[Po4a-devel] XML <? blabla ?> constructs

Jordi Vilalta jvprat@wanadoo.es
Fri, 16 Jul 2004 23:15:35 +0200 (CEST)


Hi,

On Fri, 16 Jul 2004, Martin Quinson wrote:
> On Fri, Jul 16, 2004 at 10:21:46AM +0200, Jordi Vilalta wrote:
> > Hi,
> > 
> > On Fri, 16 Jul 2004, Martin Quinson wrote:
> > > I am near the point where I decide that nsgml creates more problem than it 
> > > solves. Making a ?ML parser in perl from the scratch shouldn't be that 
> > > difficult after all.
> > 
> > My current implementation of the XML parser is quite generic and 
> > customizable (I think). Maybe it could replace the current sgml one (when 
> > it gets mature).
> 
> It's maybe time that:
>  - you create a user on alioth, so that we can give you the cvs write access

Thanks for the offer :) I already have the "jvprat-guest" user.

>  - you show us the code of this xml module

I'll try to send something tomorrow. At this moment it's broken and does 
nothing.

> ?
> 
> > > The only reasons why I don't go further and reimplement my own parser is the 
> > > complexity of the code. As I said recently, I don't even remember the 
> > > differences between translate and indent (I guess that's a good argument to 
> > > reingeenering the code ;). And there is some weird parts to support sgml 
> > > specificities such as conditional compilation (ok, that would be also easier 
> > > without nsgml). There is the file inclusion mecanism, also (but it should be 
> > > generalized, and put in the core of po4a so that other module can use it).
> > 
> > I think that this issue about the file inclusion, and the file encodings 
> > are two of the main lacks of the po4a core. The rest are only format 
> > modules, and these can always be extended.
> 
> Yes, the more urgent is to move out the file inclusion mecanism to
> TransTractor.pm I may try to work on this next week, but I'm completely
> overhelmed currently. If you want to work on this, please mail the list
> before so that we make sure we don't dupplicate the effort, and please
> process.
> 
> The problem is that detecting a file inclusion in the source is format
> dependant. In sgml, that's done with entities while the macro so is used in
> groff.
> 
> A solution may be to do something like that at the begining of each module:
> 
> map { if (/^.so (.*)/) $doc->includefile($1) } $doc->{TT}{doc_in};
> 
> It is a very crude proof of concept, though. The right solution may even be
> completely different ;)

At the moment I prefer staying out of the core modules.

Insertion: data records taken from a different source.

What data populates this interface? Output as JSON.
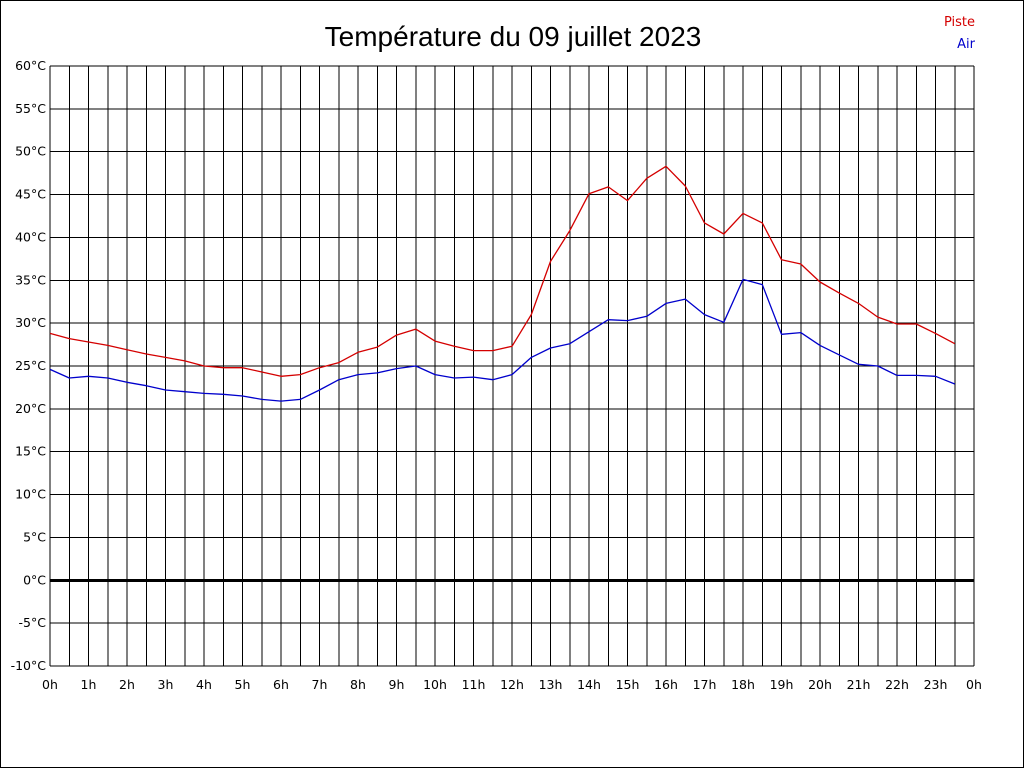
{
  "chart_data": {
    "type": "line",
    "title": "Température du 09 juillet 2023",
    "xlabel": "",
    "ylabel": "",
    "ylim": [
      -10,
      60
    ],
    "y_ticks": [
      "60°C",
      "55°C",
      "50°C",
      "45°C",
      "40°C",
      "35°C",
      "30°C",
      "25°C",
      "20°C",
      "15°C",
      "10°C",
      "5°C",
      "0°C",
      "-5°C",
      "-10°C"
    ],
    "y_tick_values": [
      60,
      55,
      50,
      45,
      40,
      35,
      30,
      25,
      20,
      15,
      10,
      5,
      0,
      -5,
      -10
    ],
    "x_ticks": [
      "0h",
      "1h",
      "2h",
      "3h",
      "4h",
      "5h",
      "6h",
      "7h",
      "8h",
      "9h",
      "10h",
      "11h",
      "12h",
      "13h",
      "14h",
      "15h",
      "16h",
      "17h",
      "18h",
      "19h",
      "20h",
      "21h",
      "22h",
      "23h",
      "0h"
    ],
    "xlim": [
      0,
      24
    ],
    "grid": true,
    "legend_position": "top-right",
    "series": [
      {
        "name": "Piste",
        "color": "#d40000",
        "x": [
          0,
          0.5,
          1,
          1.5,
          2,
          2.5,
          3,
          3.5,
          4,
          4.5,
          5,
          5.5,
          6,
          6.5,
          7,
          7.5,
          8,
          8.5,
          9,
          9.5,
          10,
          10.5,
          11,
          11.5,
          12,
          12.5,
          13,
          13.5,
          14,
          14.5,
          15,
          15.5,
          16,
          16.5,
          17,
          17.5,
          18,
          18.5,
          19,
          19.5,
          20,
          20.5,
          21,
          21.5,
          22,
          22.5,
          23,
          23.5
        ],
        "values": [
          28.8,
          28.2,
          27.8,
          27.4,
          26.9,
          26.4,
          26.0,
          25.6,
          25.0,
          24.8,
          24.8,
          24.3,
          23.8,
          24.0,
          24.8,
          25.4,
          26.6,
          27.2,
          28.6,
          29.3,
          27.9,
          27.3,
          26.8,
          26.8,
          27.3,
          31.0,
          37.2,
          40.8,
          45.1,
          45.9,
          44.3,
          46.9,
          48.3,
          46.0,
          41.7,
          40.4,
          42.8,
          41.7,
          37.4,
          36.9,
          34.8,
          33.5,
          32.3,
          30.7,
          29.9,
          29.9,
          28.8,
          27.6
        ]
      },
      {
        "name": "Air",
        "color": "#0000cc",
        "x": [
          0,
          0.5,
          1,
          1.5,
          2,
          2.5,
          3,
          3.5,
          4,
          4.5,
          5,
          5.5,
          6,
          6.5,
          7,
          7.5,
          8,
          8.5,
          9,
          9.5,
          10,
          10.5,
          11,
          11.5,
          12,
          12.5,
          13,
          13.5,
          14,
          14.5,
          15,
          15.5,
          16,
          16.5,
          17,
          17.5,
          18,
          18.5,
          19,
          19.5,
          20,
          20.5,
          21,
          21.5,
          22,
          22.5,
          23,
          23.5
        ],
        "values": [
          24.6,
          23.6,
          23.8,
          23.6,
          23.1,
          22.7,
          22.2,
          22.0,
          21.8,
          21.7,
          21.5,
          21.1,
          20.9,
          21.1,
          22.2,
          23.4,
          24.0,
          24.2,
          24.7,
          25.0,
          24.0,
          23.6,
          23.7,
          23.4,
          24.0,
          26.0,
          27.1,
          27.6,
          29.0,
          30.4,
          30.3,
          30.8,
          32.3,
          32.8,
          31.0,
          30.1,
          35.1,
          34.5,
          28.7,
          28.9,
          27.4,
          26.3,
          25.2,
          25.0,
          23.9,
          23.9,
          23.8,
          22.9
        ]
      }
    ],
    "zero_line": true
  }
}
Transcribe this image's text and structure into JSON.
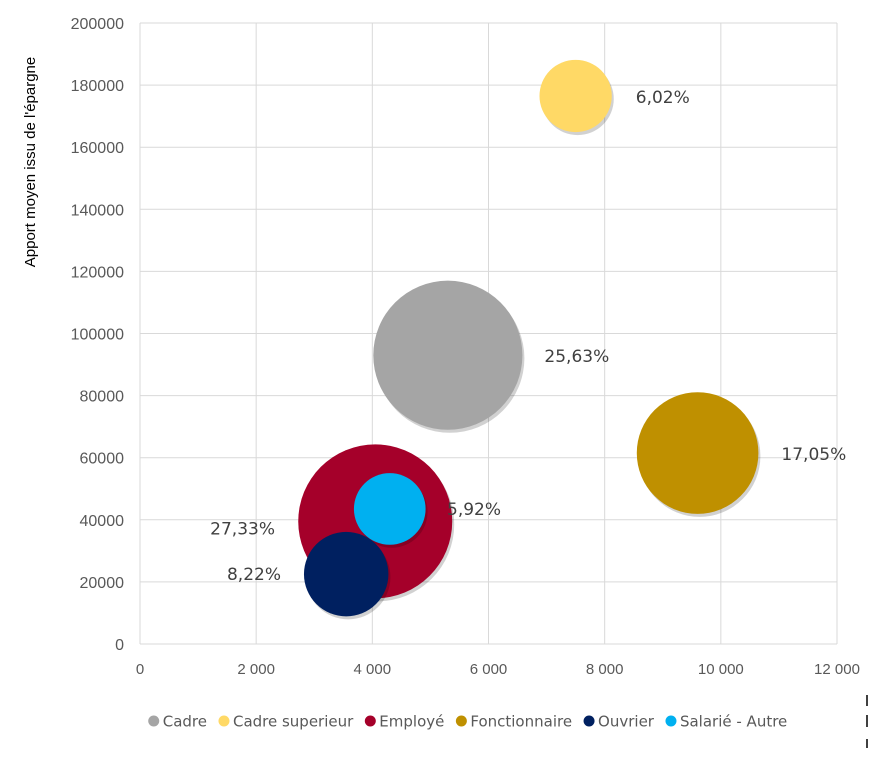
{
  "chart_data": {
    "type": "bubble",
    "ylabel": "Apport moyen issu de l'épargne",
    "xlim": [
      0,
      12000
    ],
    "ylim": [
      0,
      200000
    ],
    "x_ticks": [
      "0",
      "2 000",
      "4 000",
      "6 000",
      "8 000",
      "10 000",
      "12 000"
    ],
    "y_ticks": [
      "0",
      "20000",
      "40000",
      "60000",
      "80000",
      "100000",
      "120000",
      "140000",
      "160000",
      "180000",
      "200000"
    ],
    "grid": true,
    "legend_position": "bottom",
    "series": [
      {
        "name": "Cadre",
        "x": 5300,
        "y": 93000,
        "size": 25.63,
        "label": "25,63%",
        "color": "#a5a5a5"
      },
      {
        "name": "Cadre superieur",
        "x": 7500,
        "y": 176500,
        "size": 6.02,
        "label": "6,02%",
        "color": "#ffd966"
      },
      {
        "name": "Employé",
        "x": 4050,
        "y": 39500,
        "size": 27.33,
        "label": "27,33%",
        "color": "#a5002a"
      },
      {
        "name": "Fonctionnaire",
        "x": 9600,
        "y": 61500,
        "size": 17.05,
        "label": "17,05%",
        "color": "#bf9000"
      },
      {
        "name": "Ouvrier",
        "x": 3550,
        "y": 22500,
        "size": 8.22,
        "label": "8,22%",
        "color": "#002060"
      },
      {
        "name": "Salarié - Autre",
        "x": 4300,
        "y": 43500,
        "size": 5.92,
        "label": "5,92%",
        "color": "#00b0f0"
      }
    ]
  }
}
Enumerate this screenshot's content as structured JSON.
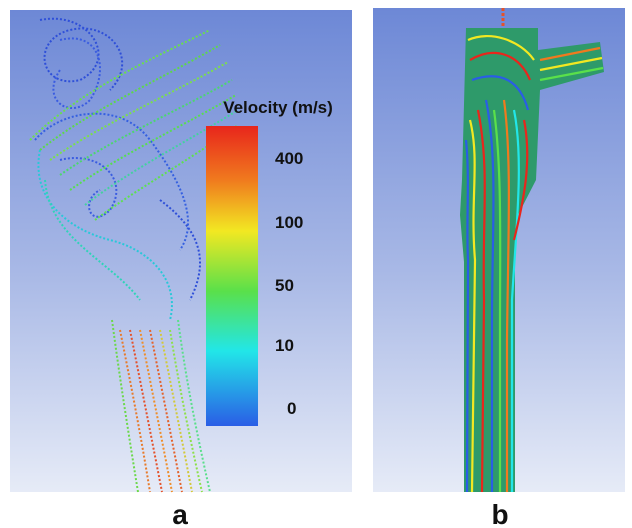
{
  "panel_a": {
    "label": "a"
  },
  "panel_b": {
    "label": "b"
  },
  "colorbar": {
    "title": "Velocity (m/s)",
    "labels": [
      400,
      100,
      50,
      10,
      0
    ]
  }
}
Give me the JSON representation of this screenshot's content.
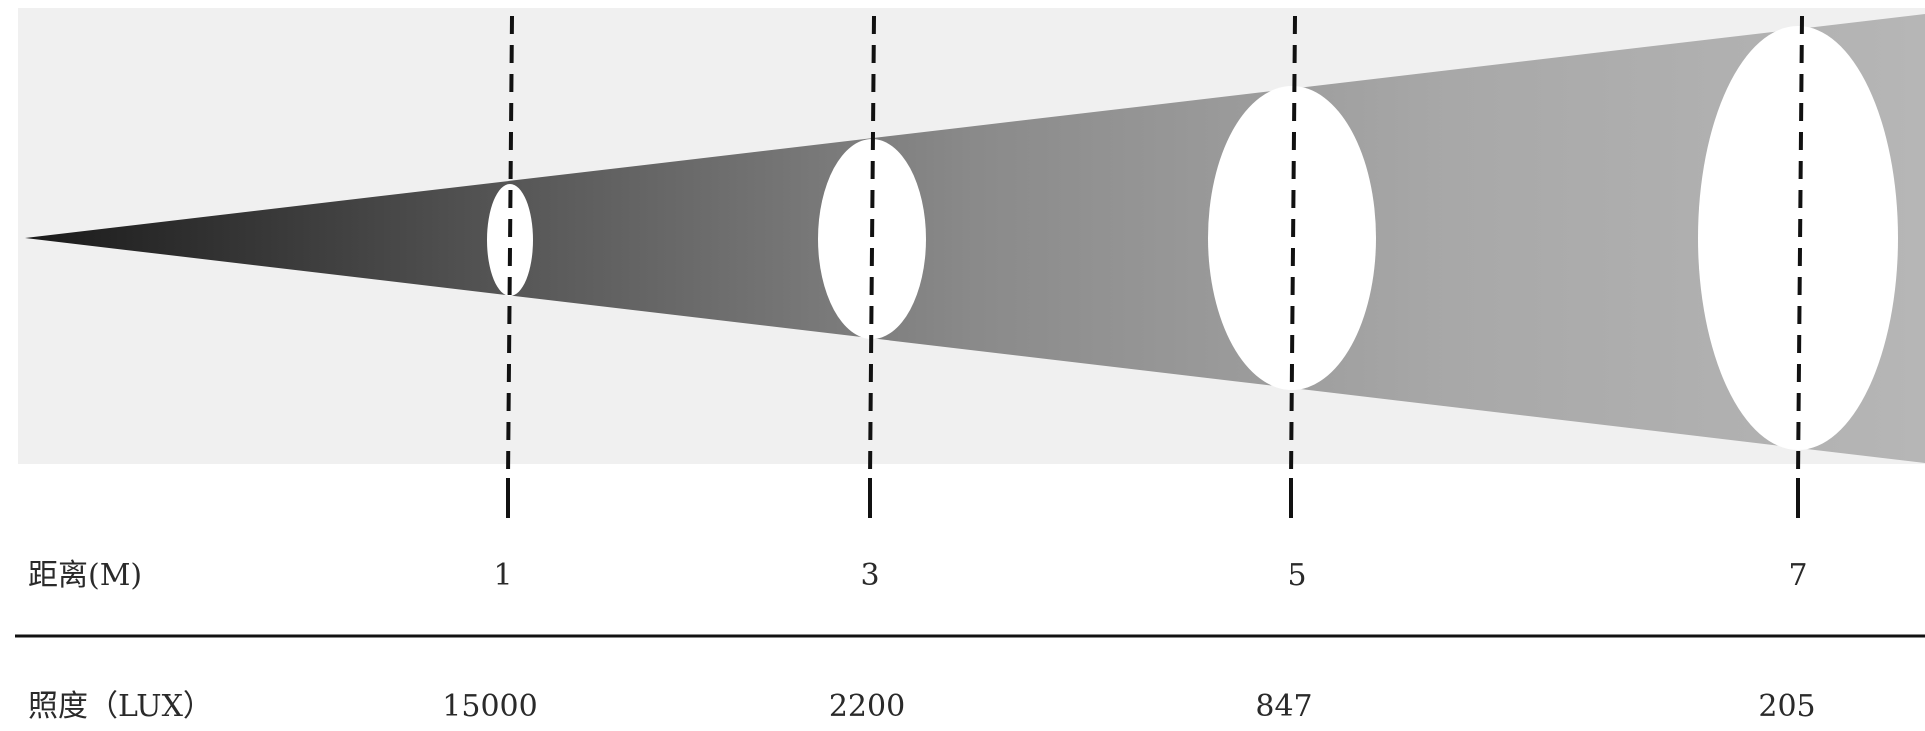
{
  "rows": {
    "distance": {
      "label": "距离(M)",
      "values": [
        "1",
        "3",
        "5",
        "7"
      ]
    },
    "illuminance": {
      "label": "照度（LUX）",
      "values": [
        "15000",
        "2200",
        "847",
        "205"
      ]
    }
  },
  "colors": {
    "panel_background": "#f0f0f0",
    "beam_dark": "#1a1a1a",
    "beam_light": "#b4b4b4",
    "spot": "#ffffff",
    "line": "#111111",
    "text": "#2a2a2a"
  }
}
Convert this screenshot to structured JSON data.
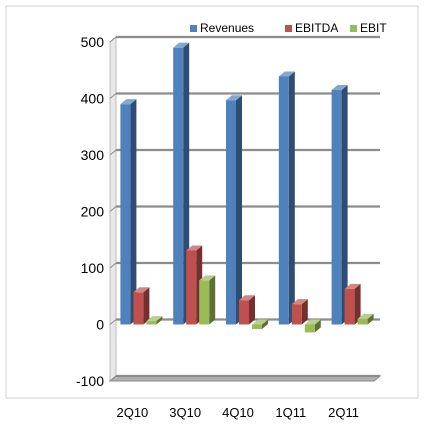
{
  "chart_data": {
    "type": "bar",
    "categories": [
      "2Q10",
      "3Q10",
      "4Q10",
      "1Q11",
      "2Q11"
    ],
    "series": [
      {
        "name": "Revenues",
        "values": [
          390,
          490,
          397,
          439,
          415
        ],
        "color": "#4f81bd"
      },
      {
        "name": "EBITDA",
        "values": [
          57,
          131,
          43,
          36,
          63
        ],
        "color": "#c0504d"
      },
      {
        "name": "EBIT",
        "values": [
          6,
          78,
          -8,
          -14,
          10
        ],
        "color": "#9bbb59"
      }
    ],
    "title": "",
    "xlabel": "",
    "ylabel": "",
    "ylim": [
      -100,
      500
    ],
    "yticks": [
      -100,
      0,
      100,
      200,
      300,
      400,
      500
    ],
    "grid": true,
    "legend_position": "top",
    "three_d": true
  }
}
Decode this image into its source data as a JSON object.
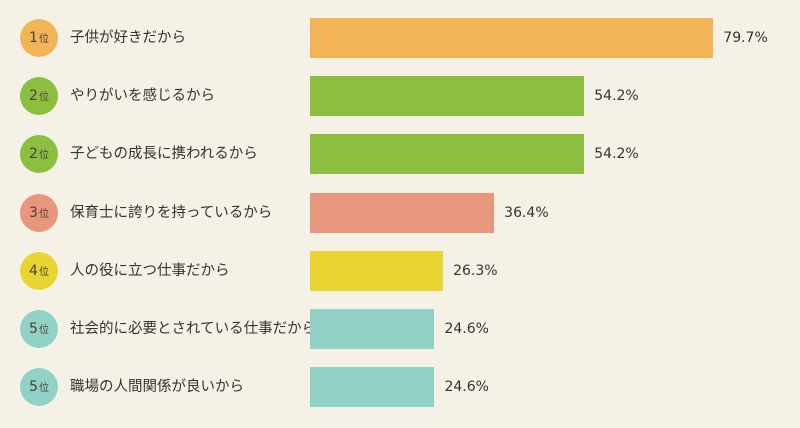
{
  "chart_data": {
    "type": "bar",
    "orientation": "horizontal",
    "rank_suffix": "位",
    "categories": [
      "子供が好きだから",
      "やりがいを感じるから",
      "子どもの成長に携われるから",
      "保育士に誇りを持っているから",
      "人の役に立つ仕事だから",
      "社会的に必要とされている仕事だから",
      "職場の人間関係が良いから"
    ],
    "ranks": [
      "1",
      "2",
      "2",
      "3",
      "4",
      "5",
      "5"
    ],
    "values": [
      79.7,
      54.2,
      54.2,
      36.4,
      26.3,
      24.6,
      24.6
    ],
    "value_labels": [
      "79.7%",
      "54.2%",
      "54.2%",
      "36.4%",
      "26.3%",
      "24.6%",
      "24.6%"
    ],
    "colors": [
      "#f2b456",
      "#8cbf3f",
      "#8cbf3f",
      "#e8967c",
      "#e8d532",
      "#91d1c6",
      "#91d1c6"
    ]
  }
}
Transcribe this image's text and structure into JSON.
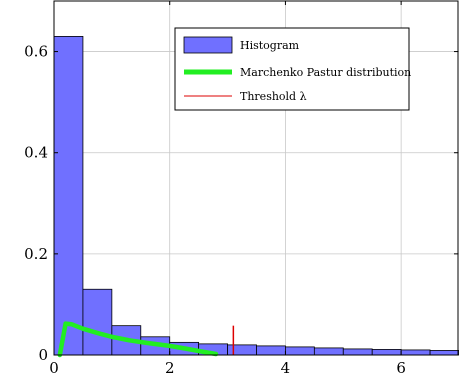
{
  "chart_data": {
    "type": "bar",
    "title": "",
    "xlabel": "",
    "ylabel": "",
    "xlim": [
      0,
      7
    ],
    "ylim": [
      0,
      0.7
    ],
    "xticks": [
      0,
      2,
      4,
      6
    ],
    "yticks": [
      0,
      0.2,
      0.4,
      0.6
    ],
    "grid": true,
    "legend_position": "top-right",
    "histogram": {
      "name": "Histogram",
      "bin_width": 0.5,
      "bin_starts": [
        0,
        0.5,
        1.0,
        1.5,
        2.0,
        2.5,
        3.0,
        3.5,
        4.0,
        4.5,
        5.0,
        5.5,
        6.0,
        6.5
      ],
      "values": [
        0.63,
        0.13,
        0.058,
        0.036,
        0.025,
        0.022,
        0.02,
        0.018,
        0.016,
        0.014,
        0.012,
        0.011,
        0.01,
        0.009
      ],
      "fill": "#7070ff",
      "stroke": "#000000"
    },
    "curve": {
      "name": "Marchenko Pastur distribution",
      "color": "#22ee22",
      "x": [
        0.1,
        0.2,
        0.3,
        0.5,
        0.8,
        1.0,
        1.3,
        1.6,
        2.0,
        2.3,
        2.6,
        2.8
      ],
      "y": [
        0.0,
        0.062,
        0.061,
        0.052,
        0.042,
        0.036,
        0.029,
        0.024,
        0.018,
        0.012,
        0.006,
        0.002
      ]
    },
    "threshold": {
      "name": "Threshold λ",
      "color": "#dd0000",
      "x": 3.1,
      "y_top": 0.058
    },
    "legend": [
      "Histogram",
      "Marchenko Pastur distribution",
      "Threshold λ"
    ]
  }
}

I'm still so new to perl, and I get stuck with sentences like the above 
one. I've been thinking about the concept, and I think that there are 3 
interesting cases on file inclusion:
1) include the file at the beginning of the input stream 
2) include the file at the end of the input stream
3) get the file in a separate list, to be able to parse it alone

Cases 2 and 3 can be reduced to case 1 with a little work from the module 
developer, saving the names of the files to include in a list, and 
including them when he gets to the end of the main file.

This should be done as a single function call, for example:
  $self->include_file("file");

And it would include this file at the beginning of the input (case 1)

Well, I only see it from the document modules point of view (the one I 
know), but I think that case 1 should be easy to implement.

> 
> For the encoding issues, it's even worse. I don't have even the begining of
> an answer. We may have to wait until Denis comes back.

I have a vague idea about it. I'll think about it in the next days.

Regards,

Jordi Vilalta